Lightweight structural materials are commonly used as effective fillers for advanced composites with high toughness. This study focused on enhancing the toughness of direct‐spun carbon nanotube yarns (CNTYs) by controlling the micro‐textural structure using a water‐gap‐based direct spinning. Drawing inspiration from the structural features of natural spider silk fibroin, characterized by an α‐helix in the amorphous region and β‐sheet in the crystalline region, multiscale bundles within CNTYs are reorganized into a unique nano‐coil‐like structure. This nano‐coiled structure facilitated the efficient dissipation of external mechanical loads through densification with the rearrangement of multiscale bundles, improving specific strength and strain. The resulting CNTYs exhibited exceptional mechanical properties with toughness reaching 250 J g−1, making them promising alternatives to commercially available fibers in lightweight, high‐toughness applications.

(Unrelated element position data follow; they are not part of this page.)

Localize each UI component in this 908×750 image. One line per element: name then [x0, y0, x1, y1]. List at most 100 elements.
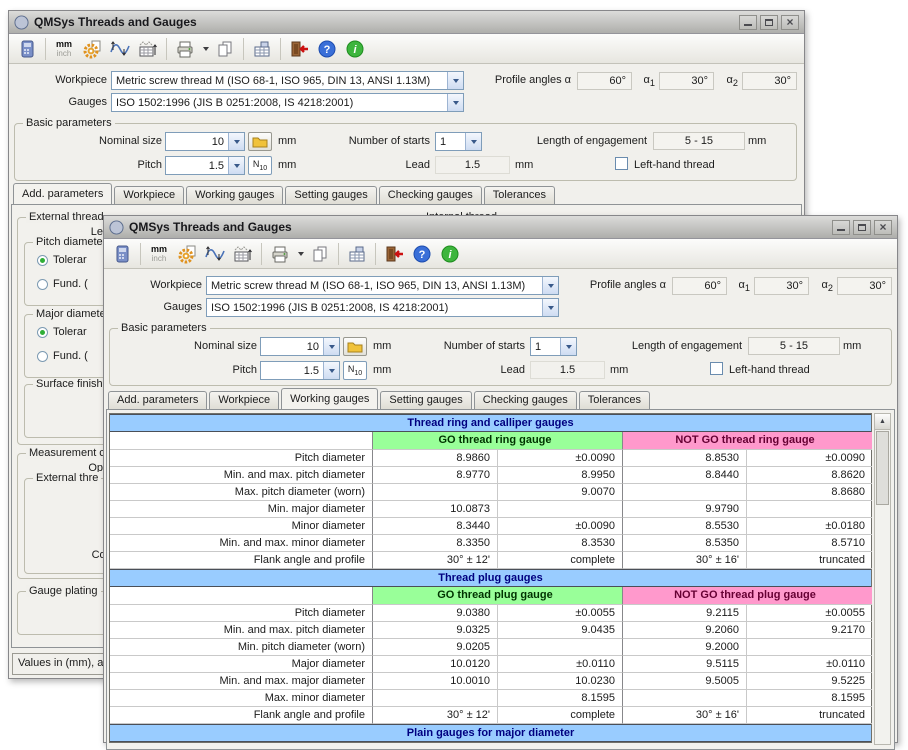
tab-workpiece[interactable]: Workpiece — [209, 391, 279, 409]
workpiece-label: Workpiece — [109, 279, 202, 291]
number-of-starts-combo[interactable]: 1 — [530, 337, 577, 356]
exit-icon[interactable] — [286, 36, 312, 62]
folder-button[interactable] — [248, 132, 272, 151]
left-hand-thread-checkbox[interactable] — [615, 157, 628, 170]
print-options-arrow-icon[interactable] — [295, 241, 305, 267]
row-label-cell: Min. pitch diameter (worn) — [110, 639, 373, 656]
go-header-cell: GO thread plug gauge — [373, 587, 623, 605]
help-icon[interactable]: ? — [409, 241, 435, 267]
value-cell: ±0.0090 — [498, 518, 623, 535]
nominal-size-combo[interactable]: 10 — [260, 337, 340, 356]
tab-workpiece[interactable]: Workpiece — [114, 186, 184, 204]
table-row: Min. and max. major diameter10.001010.02… — [110, 673, 871, 690]
table-row: Min. pitch diameter (worn)9.02059.2000 — [110, 639, 871, 656]
close-button[interactable]: × — [874, 220, 892, 235]
chevron-down-icon[interactable] — [447, 94, 463, 111]
copy-icon[interactable] — [212, 36, 238, 62]
gauges-select[interactable]: ISO 1502:1996 (JIS B 0251:2008, IS 4218:… — [111, 93, 464, 112]
minimize-button[interactable] — [739, 15, 757, 30]
pitch-table-button[interactable]: N10 — [248, 156, 272, 175]
chevron-down-icon[interactable] — [465, 133, 481, 150]
tab-checking-gauges[interactable]: Checking gauges — [474, 391, 577, 409]
fundamental-radio[interactable] — [37, 351, 48, 362]
scrollbar-thumb[interactable] — [876, 431, 889, 505]
copy-icon[interactable] — [307, 241, 333, 267]
maximize-button[interactable] — [760, 15, 778, 30]
titlebar[interactable]: QMSys Threads and Gauges × — [9, 11, 804, 34]
info-icon[interactable]: i — [437, 241, 463, 267]
calculator-icon[interactable] — [109, 241, 135, 267]
tab-tolerances[interactable]: Tolerances — [579, 391, 650, 409]
scroll-up-button[interactable]: ▲ — [875, 414, 890, 430]
nominal-size-combo[interactable]: 10 — [165, 132, 245, 151]
table-scrollbar[interactable]: ▲ — [874, 413, 891, 745]
settings-gear-icon[interactable] — [79, 36, 105, 62]
tolerance-radio[interactable] — [37, 255, 48, 266]
maximize-button[interactable] — [853, 220, 871, 235]
chevron-down-icon[interactable] — [228, 133, 244, 150]
minimize-button[interactable] — [832, 220, 850, 235]
value-cell: 9.0205 — [373, 639, 498, 656]
value-cell: 10.0230 — [498, 673, 623, 690]
table-row: Min. and max. minor diameter8.33508.3530… — [110, 535, 871, 552]
nominal-size-value: 10 — [166, 136, 228, 148]
pitch-combo[interactable]: 1.5 — [165, 156, 245, 175]
value-cell: ±0.0055 — [498, 605, 623, 622]
info-icon[interactable]: i — [342, 36, 368, 62]
value-cell: 8.1595 — [747, 690, 872, 707]
mm-inch-toggle-icon[interactable]: mminch — [51, 36, 77, 62]
thread-table-icon[interactable] — [135, 36, 161, 62]
pitch-table-button[interactable]: N10 — [343, 361, 367, 380]
tab-setting-gauges[interactable]: Setting gauges — [285, 186, 376, 204]
left-hand-thread-checkbox[interactable] — [710, 362, 723, 375]
row-label-cell: Pitch diameter — [110, 450, 373, 467]
value-cell: ±0.0090 — [747, 450, 872, 467]
fundamental-radio[interactable] — [37, 279, 48, 290]
print-options-arrow-icon[interactable] — [200, 36, 210, 62]
tolerance-chart-icon[interactable] — [107, 36, 133, 62]
close-button[interactable]: × — [781, 15, 799, 30]
folder-button[interactable] — [343, 337, 367, 356]
nominal-size-label: Nominal size — [35, 135, 162, 147]
number-of-starts-combo[interactable]: 1 — [435, 132, 482, 151]
header-spacer-cell — [110, 432, 373, 450]
titlebar[interactable]: QMSys Threads and Gauges × — [104, 216, 897, 239]
help-icon[interactable]: ? — [314, 36, 340, 62]
settings-gear-icon[interactable] — [174, 241, 200, 267]
workpiece-select[interactable]: Metric screw thread M (ISO 68-1, ISO 965… — [111, 71, 464, 90]
print-icon[interactable] — [267, 241, 293, 267]
tab-setting-gauges[interactable]: Setting gauges — [380, 391, 471, 409]
chevron-down-icon[interactable] — [323, 362, 339, 379]
number-of-starts-label: Number of starts — [295, 135, 430, 147]
tab-add-parameters[interactable]: Add. parameters — [13, 183, 112, 204]
tolerance-radio[interactable] — [37, 327, 48, 338]
tab-working-gauges[interactable]: Working gauges — [186, 186, 283, 204]
chevron-down-icon[interactable] — [560, 338, 576, 355]
tab-tolerances[interactable]: Tolerances — [484, 186, 555, 204]
chevron-down-icon[interactable] — [228, 157, 244, 174]
tolerance-chart-icon[interactable] — [202, 241, 228, 267]
value-cell — [747, 639, 872, 656]
mm-inch-toggle-icon[interactable]: mminch — [146, 241, 172, 267]
section-header: Thread plug gauges — [110, 569, 871, 587]
exit-icon[interactable] — [381, 241, 407, 267]
report-icon[interactable] — [249, 36, 275, 62]
report-icon[interactable] — [344, 241, 370, 267]
pitch-combo[interactable]: 1.5 — [260, 361, 340, 380]
gauges-select[interactable]: ISO 1502:1996 (JIS B 0251:2008, IS 4218:… — [206, 298, 559, 317]
tab-working-gauges[interactable]: Working gauges — [281, 388, 378, 409]
chevron-down-icon[interactable] — [542, 299, 558, 316]
value-cell: 30° ± 16' — [623, 552, 747, 569]
print-icon[interactable] — [172, 36, 198, 62]
thread-table-icon[interactable] — [230, 241, 256, 267]
alpha1-field: 30° — [754, 277, 809, 295]
number-of-starts-label: Number of starts — [390, 340, 525, 352]
fundamental-radio-label: Fund. ( — [53, 278, 88, 290]
value-cell: 9.5225 — [747, 673, 872, 690]
chevron-down-icon[interactable] — [323, 338, 339, 355]
tab-checking-gauges[interactable]: Checking gauges — [379, 186, 482, 204]
workpiece-select[interactable]: Metric screw thread M (ISO 68-1, ISO 965… — [206, 276, 559, 295]
d-label-fragment: D — [33, 511, 113, 523]
tab-add-parameters[interactable]: Add. parameters — [108, 391, 207, 409]
calculator-icon[interactable] — [14, 36, 40, 62]
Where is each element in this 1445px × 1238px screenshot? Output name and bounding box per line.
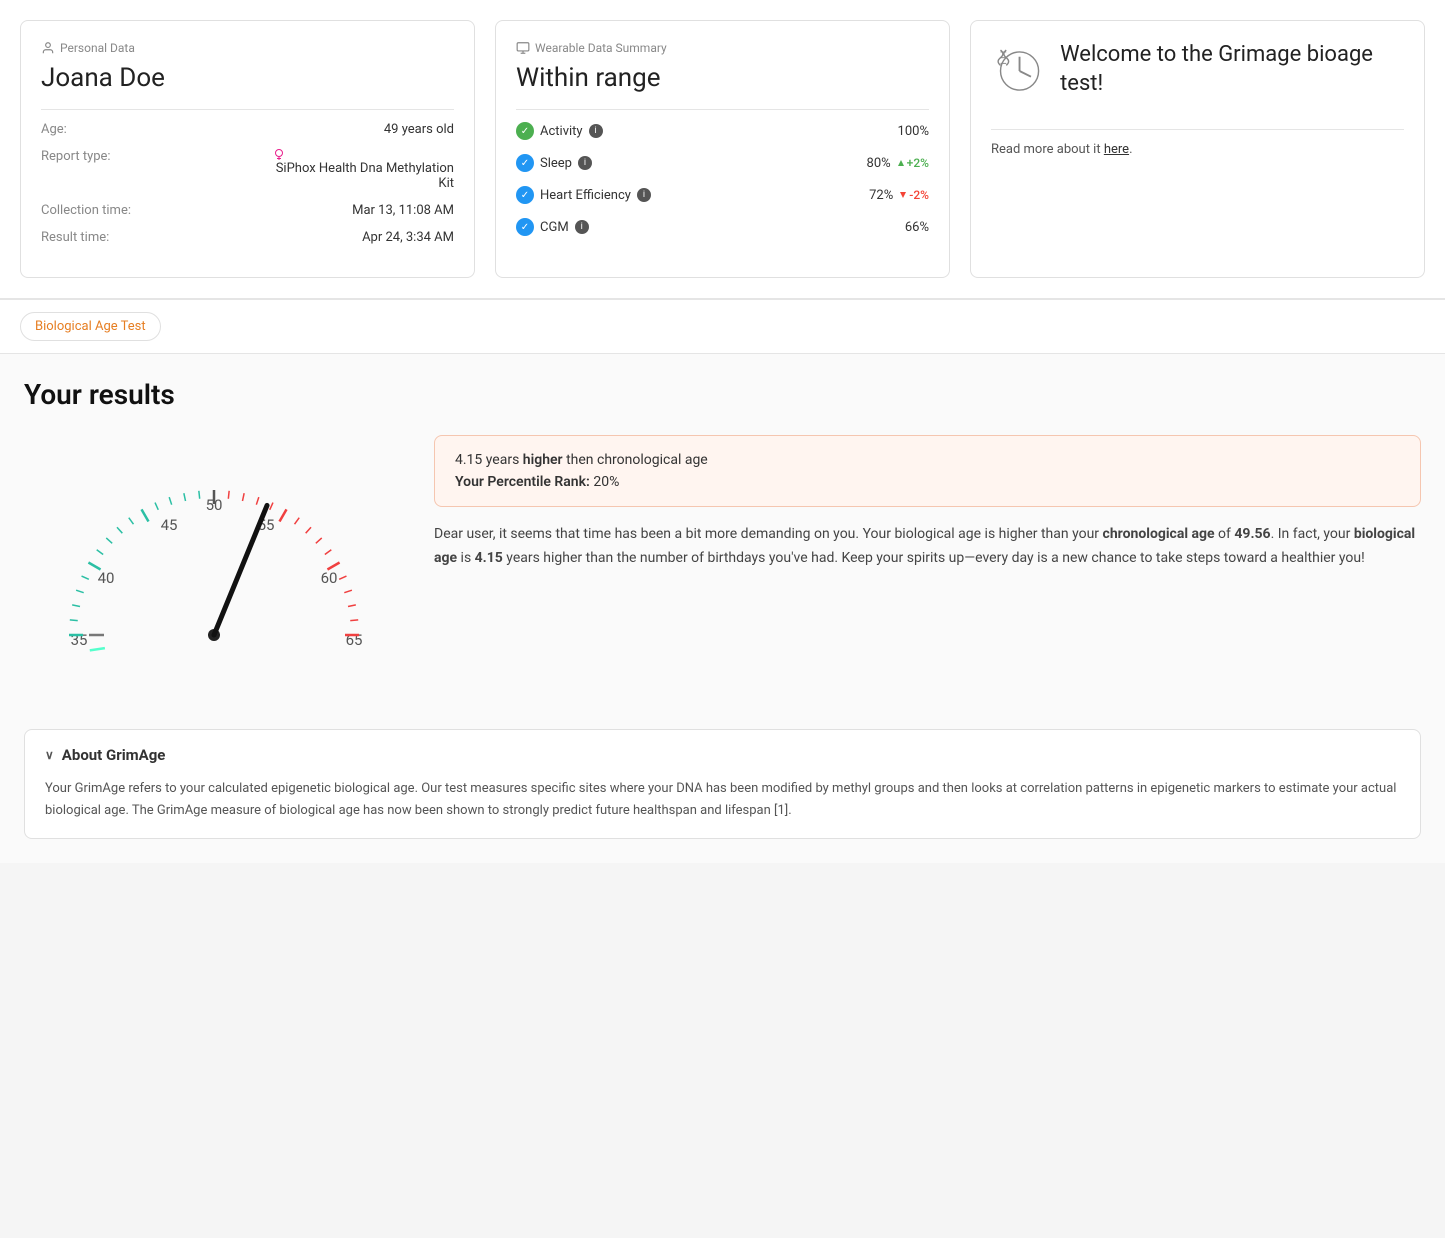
- percentile-text: Your Percentile Rank: 20%: [455, 474, 1400, 490]
- tab-bar: Biological Age Test: [0, 300, 1445, 354]
- report-label: Report type:: [41, 149, 111, 164]
- metric-activity: ✓ Activity i 100%: [516, 122, 929, 140]
- metric-activity-left: ✓ Activity i: [516, 122, 603, 140]
- sleep-badge: +2%: [897, 156, 929, 170]
- heart-check: ✓: [516, 186, 534, 204]
- about-title: About GrimAge: [62, 746, 166, 764]
- years-diff: 4.15: [455, 452, 482, 468]
- wearable-data-label: Wearable Data Summary: [516, 41, 929, 55]
- gender-icon: [274, 149, 284, 161]
- patient-name: Joana Doe: [41, 63, 454, 93]
- personal-data-card: Personal Data Joana Doe Age: 49 years ol…: [20, 20, 475, 278]
- alert-text: 4.15 years higher then chronological age: [455, 452, 1400, 468]
- metric-cgm: ✓ CGM i 66%: [516, 218, 929, 236]
- report-value: SiPhox Health Dna Methylation Kit: [274, 149, 454, 191]
- activity-info-icon[interactable]: i: [589, 124, 603, 138]
- biological-age-tab[interactable]: Biological Age Test: [20, 312, 161, 341]
- metric-sleep: ✓ Sleep i 80% +2%: [516, 154, 929, 172]
- report-gender-icon: [274, 149, 454, 161]
- metric-heart-right: 72% -2%: [869, 188, 929, 203]
- age-value: 49 years old: [384, 122, 454, 137]
- sleep-badge-value: +2%: [907, 156, 929, 170]
- gauge-needle: [214, 505, 267, 635]
- metric-cgm-right: 66%: [905, 220, 929, 235]
- gauge-label-45: 45: [161, 516, 178, 534]
- welcome-title: Welcome to the Grimage bioage test!: [1060, 41, 1404, 98]
- gauge-wrapper: 35 40 45 50 55 60 65: [24, 435, 404, 699]
- cgm-check: ✓: [516, 218, 534, 236]
- percentile-value: 20%: [593, 474, 619, 490]
- metric-cgm-left: ✓ CGM i: [516, 218, 589, 236]
- main-content: Your results 35 40 45 50 55: [0, 354, 1445, 863]
- heart-badge-value: -2%: [909, 188, 929, 202]
- about-section: ∨ About GrimAge Your GrimAge refers to y…: [24, 729, 1421, 839]
- wearable-status: Within range: [516, 63, 929, 93]
- desc-diff: 4.15: [475, 550, 503, 566]
- collection-row: Collection time: Mar 13, 11:08 AM: [41, 203, 454, 218]
- collection-value: Mar 13, 11:08 AM: [352, 203, 454, 218]
- wearable-section-label: Wearable Data Summary: [535, 41, 667, 55]
- chart-icon: [516, 41, 530, 55]
- comparison-text: then chronological age: [566, 452, 708, 468]
- gauge-label-40: 40: [98, 569, 115, 587]
- about-header[interactable]: ∨ About GrimAge: [45, 746, 1400, 764]
- alert-box: 4.15 years higher then chronological age…: [434, 435, 1421, 507]
- about-body: Your GrimAge refers to your calculated e…: [45, 778, 1400, 822]
- activity-check: ✓: [516, 122, 534, 140]
- result-row: Result time: Apr 24, 3:34 AM: [41, 230, 454, 245]
- welcome-link[interactable]: here: [1104, 142, 1129, 157]
- welcome-body: Read more about it here.: [991, 142, 1404, 157]
- age-row: Age: 49 years old: [41, 122, 454, 137]
- metric-heart: ✓ Heart Efficiency i 72% -2%: [516, 186, 929, 204]
- sleep-trend-icon: [897, 159, 905, 167]
- desc-chron-value: 49.56: [1234, 526, 1270, 542]
- metric-activity-right: 100%: [898, 124, 929, 139]
- metric-heart-left: ✓ Heart Efficiency i: [516, 186, 651, 204]
- metric-sleep-left: ✓ Sleep i: [516, 154, 592, 172]
- chevron-icon: ∨: [45, 748, 54, 762]
- sleep-info-icon[interactable]: i: [578, 156, 592, 170]
- teal-ticks: [89, 635, 105, 653]
- heart-value: 72%: [869, 188, 893, 203]
- sleep-value: 80%: [867, 156, 891, 171]
- top-section: Personal Data Joana Doe Age: 49 years ol…: [0, 0, 1445, 300]
- report-row: Report type: SiPhox Health Dna Methylati…: [41, 149, 454, 191]
- cgm-label: CGM: [540, 220, 569, 235]
- direction-label: higher: [523, 452, 563, 468]
- result-label: Result time:: [41, 230, 109, 245]
- person-icon: [41, 41, 55, 55]
- welcome-body-text: Read more about it: [991, 142, 1101, 157]
- wearable-data-card: Wearable Data Summary Within range ✓ Act…: [495, 20, 950, 278]
- percentile-label: Your Percentile Rank:: [455, 474, 590, 490]
- welcome-link-suffix: .: [1129, 142, 1132, 157]
- description-text: Dear user, it seems that time has been a…: [434, 523, 1421, 571]
- gauge-svg: 35 40 45 50 55 60 65: [24, 435, 404, 695]
- gauge-label-35: 35: [71, 631, 88, 649]
- personal-data-section-label: Personal Data: [60, 41, 135, 55]
- result-value: Apr 24, 3:34 AM: [362, 230, 454, 245]
- welcome-header: Welcome to the Grimage bioage test!: [991, 41, 1404, 101]
- gauge-label-65: 65: [346, 631, 363, 649]
- results-title: Your results: [24, 378, 1421, 411]
- result-info: 4.15 years higher then chronological age…: [434, 435, 1421, 571]
- heart-trend-icon: [899, 191, 907, 199]
- heart-info-icon[interactable]: i: [637, 188, 651, 202]
- welcome-card: Welcome to the Grimage bioage test! Read…: [970, 20, 1425, 278]
- heart-badge: -2%: [899, 188, 929, 202]
- desc-chron-age: chronological age: [1103, 526, 1215, 542]
- metric-sleep-right: 80% +2%: [867, 156, 929, 171]
- personal-data-label: Personal Data: [41, 41, 454, 55]
- sleep-check: ✓: [516, 154, 534, 172]
- dna-clock-icon: [991, 41, 1048, 101]
- age-label: Age:: [41, 122, 67, 137]
- results-grid: 35 40 45 50 55 60 65: [24, 435, 1421, 699]
- collection-label: Collection time:: [41, 203, 131, 218]
- activity-label: Activity: [540, 124, 583, 139]
- sleep-label: Sleep: [540, 156, 572, 171]
- heart-label: Heart Efficiency: [540, 188, 631, 203]
- cgm-info-icon[interactable]: i: [575, 220, 589, 234]
- cgm-value: 66%: [905, 220, 929, 235]
- gauge-label-60: 60: [321, 569, 338, 587]
- activity-value: 100%: [898, 124, 929, 139]
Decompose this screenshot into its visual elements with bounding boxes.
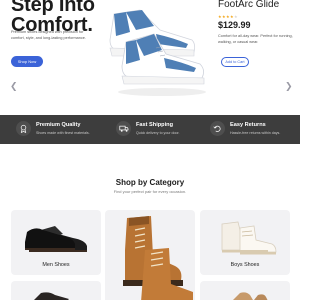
hero-shoe-image (96, 0, 211, 100)
category-card-boys-shoes[interactable]: Boys Shoes (200, 210, 290, 275)
boys-shoes-image (221, 221, 277, 255)
category-label: Boys Shoes (230, 262, 260, 268)
product-price: $129.99 (218, 20, 251, 30)
feature-subtitle: Shoes made with finest materials. (36, 131, 90, 135)
medal-icon (16, 121, 31, 136)
hero-section: Step Into Comfort. Premium shoes designe… (0, 0, 300, 110)
category-card-men-shoes[interactable]: Men Shoes (11, 210, 101, 275)
category-label: Men Shoes (42, 262, 70, 268)
feature-subtitle: Hassle-free returns within days. (230, 131, 281, 135)
features-bar: Premium Quality Shoes made with finest m… (0, 115, 300, 144)
category-card-5[interactable] (200, 281, 290, 300)
feature-title: Easy Returns (230, 122, 266, 128)
men-shoes-image (25, 226, 87, 252)
feature-subtitle: Quick delivery to your door. (136, 131, 180, 135)
category-card-boots[interactable] (105, 210, 195, 300)
feature-title: Fast Shipping (136, 122, 173, 128)
shop-now-button[interactable]: Shop Now (11, 56, 43, 67)
shoe-image (233, 292, 268, 300)
chevron-right-icon[interactable]: ❯ (285, 82, 293, 91)
category-section-title: Shop by Category (115, 178, 185, 187)
feature-title: Premium Quality (36, 122, 81, 128)
boots-image (123, 216, 193, 300)
category-section-subtitle: Find your perfect pair for every occasio… (113, 189, 187, 194)
chevron-left-icon[interactable]: ❮ (10, 82, 18, 91)
category-card-4[interactable] (11, 281, 101, 300)
add-to-cart-button[interactable]: Add to Cart (221, 57, 249, 67)
product-description: Comfort for all-day wear. Perfect for ru… (218, 34, 293, 44)
product-name: FootArc Glide (218, 0, 280, 10)
return-icon (210, 121, 225, 136)
truck-icon (116, 121, 131, 136)
shoe-image (34, 292, 69, 300)
rating-stars: ★★★★★ (218, 14, 238, 19)
hero-description: Premium shoes designed with precision fo… (11, 30, 86, 40)
hero-title-line1: Step Into (11, 0, 95, 16)
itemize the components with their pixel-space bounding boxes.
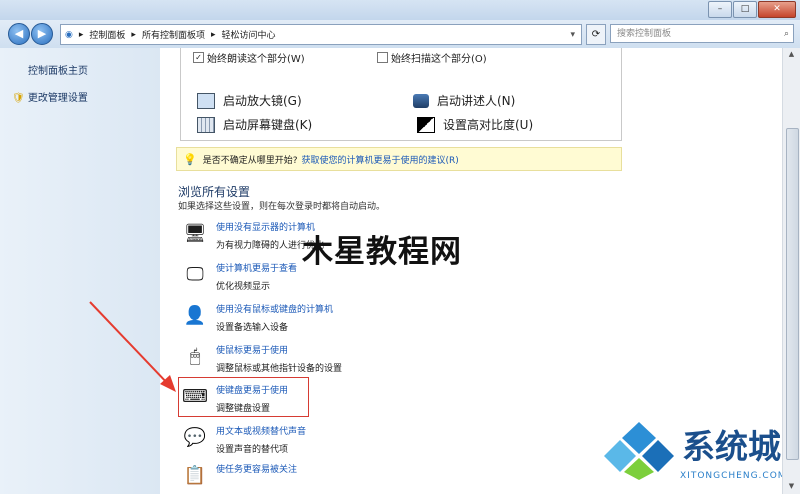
scroll-up-icon[interactable]: ▲ [786,50,797,60]
scroll-down-icon[interactable]: ▼ [786,482,797,492]
watermark-text: 木星教程网 [302,234,462,270]
logo-subtext: XITONGCHENG.COM [680,471,787,481]
logo-text: 系统城 [682,427,781,466]
scrollbar[interactable]: ▲ ▼ [782,48,800,494]
logo-icon [604,422,674,480]
scroll-thumb[interactable] [786,128,799,460]
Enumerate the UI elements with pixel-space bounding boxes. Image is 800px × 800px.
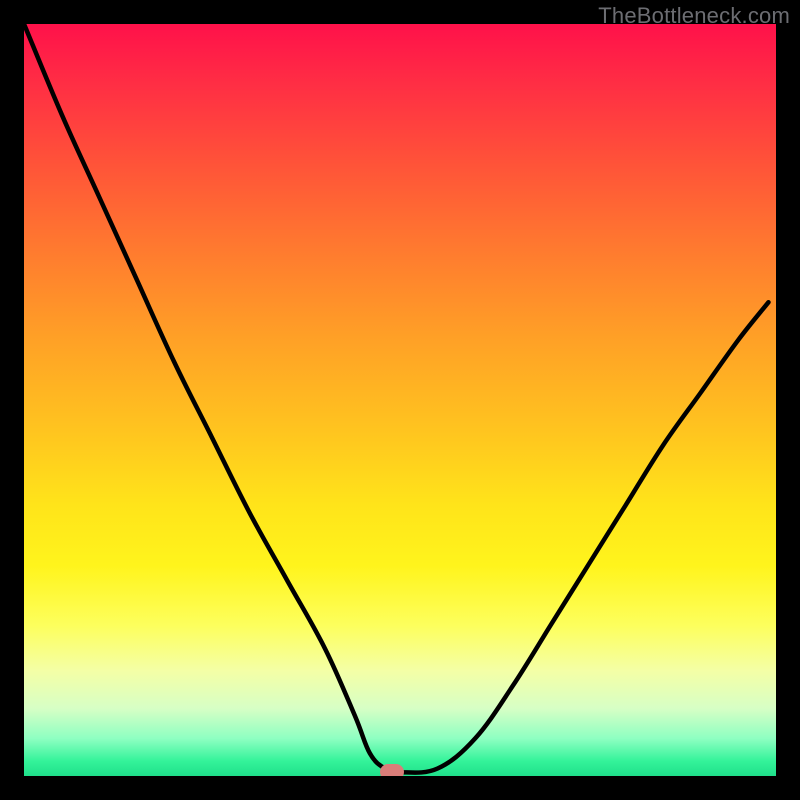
plot-area	[24, 24, 776, 776]
optimum-marker	[380, 764, 404, 776]
outer-frame: TheBottleneck.com	[0, 0, 800, 800]
bottleneck-curve	[24, 24, 776, 776]
curve-path	[24, 24, 769, 773]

These findings highlight the significance of nano‐coiling engineering for emulating bio‐inspired micro‐textural structures, achieving remarkable enhancement in the toughness of CNTYs.

中文翻译：

---

采用仿生纳米卷绕工程的超韧性碳纳米管纱线

轻质结构材料通常用作高韧性先进复合材料的有效填料。本研究的重点是通过基于水隙的直接纺丝控制微观纹理结构来增强直纺碳纳米管纱线（CNTY）的韧性。受到天然蜘蛛丝素蛋白结构特征的启发，其特征是无定形区域的 α 螺旋和结晶区域的 β 折叠，CNTY 内的多尺度束被重组为独特的纳米线圈状结构。这种纳米螺旋结构通过多尺度束的重新排列致密化，促进了外部机械载荷的有效消散，提高了比强度和应变。由此产生的 CNTY 表现出优异的机械性能，韧性达到 250 J g−1，使其成为轻质、高韧性应用中商用纤维的有前景的替代品。这些发现凸显了纳米线圈工程对于模拟仿生微纹理结构的重要性，显着提高了CNTY的韧性。